Rice Stadium has some incredible history, albeit not much in the way of college football in my lifetime. It’s the partial answer to a fantastic trivia question – which three venues are the only stadiums to host a Super Bowl without having an NFL team as a tennant? The answer is the Rose Bowl, Stanford Stadium and Rice Stadium which hosted the 1974 Super Bowl – Super Bowl VIII which saw the Dolphins crush Minnesota 24-7. Rice Stadium was originally built to for a 70,000 seat capacity which served it well during the glory days of the Southwest Conference. At the time, only the Cotton Bowl was bigger in the conference. Rice’s downward football appeal coincided somewhat with the arrival of an AFL franchise in the early 60s – the Houston Oilers. The Oilers actually played their home games at Rice Stadium from ’65-’67 before moving in to the now time capsule formerly known as the 8th Wonder of the World – the Houston Astrodome.
Speaking of astronauts, Rice Stadium’s most historical claim to fame (sorry Bluebonnet Bowl and Houston Cougars) is JFK’s 1962 speech in which he reiterated his challenge to send a man to the moon by the end of the decade and used Rice playing Texas as a rhetorical question meant to be analagous to mission impossible that could be possible. From Wikipedia – the excerpt referencing Rice:

“But why, some say, the moon? Why choose this as our goal? And they may well ask why climb the highest mountain? Why, 35 years ago, fly the Atlantic? Why does Rice play Texas? We choose to go to the moon in this decade and do the other things, not because they are easy, but because they are hard, because that goal will serve to organize and measure the best of our energies and skills, because that challenge is one that we are willing to accept, one we are unwilling to postpone, and one which we intend to win, and the others, too.”

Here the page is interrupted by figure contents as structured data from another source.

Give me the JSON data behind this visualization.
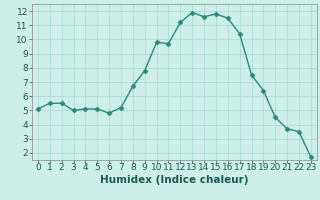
{
  "x": [
    0,
    1,
    2,
    3,
    4,
    5,
    6,
    7,
    8,
    9,
    10,
    11,
    12,
    13,
    14,
    15,
    16,
    17,
    18,
    19,
    20,
    21,
    22,
    23
  ],
  "y": [
    5.1,
    5.5,
    5.5,
    5.0,
    5.1,
    5.1,
    4.8,
    5.2,
    6.7,
    7.8,
    9.8,
    9.7,
    11.2,
    11.9,
    11.6,
    11.8,
    11.5,
    10.4,
    7.5,
    6.4,
    4.5,
    3.7,
    3.5,
    1.7
  ],
  "line_color": "#2a8a7a",
  "marker": "D",
  "marker_size": 2.5,
  "bg_color": "#ceeee8",
  "grid_color": "#aad8d0",
  "xlabel": "Humidex (Indice chaleur)",
  "ylim": [
    1.5,
    12.5
  ],
  "xlim": [
    -0.5,
    23.5
  ],
  "yticks": [
    2,
    3,
    4,
    5,
    6,
    7,
    8,
    9,
    10,
    11,
    12
  ],
  "xticks": [
    0,
    1,
    2,
    3,
    4,
    5,
    6,
    7,
    8,
    9,
    10,
    11,
    12,
    13,
    14,
    15,
    16,
    17,
    18,
    19,
    20,
    21,
    22,
    23
  ],
  "xlabel_fontsize": 7.5,
  "tick_fontsize": 6.5,
  "tick_color": "#1a5a52",
  "line_width": 1.0
}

Today, Rice’s website is bragging about its state-of-the-art turf which is the “exact same” surface as both Ohio State and West Virginia. Amazingly, Rice is in the top 25 in attendance averaging nearly 150% of capacity since the “home” opener against Texas was played at Reliant Stadium in Houston and the 70,000+ goes on the attendance average ensuring that Rice will have its best attendance season in more than a decade even if they draw less than 20,000 the rest of the way. I’m unclear as to why they didn’t actually remove the tarps and play the game at Rice – perhaps it was part of the way to accommodate Texas. It’s pretty clear that unlike Vanderbilt, this game against a fellow top 20 academic power won’t quite have the home field advantage. While we’re at it have you cashed in your free tickets for next Saturday yet? Do it!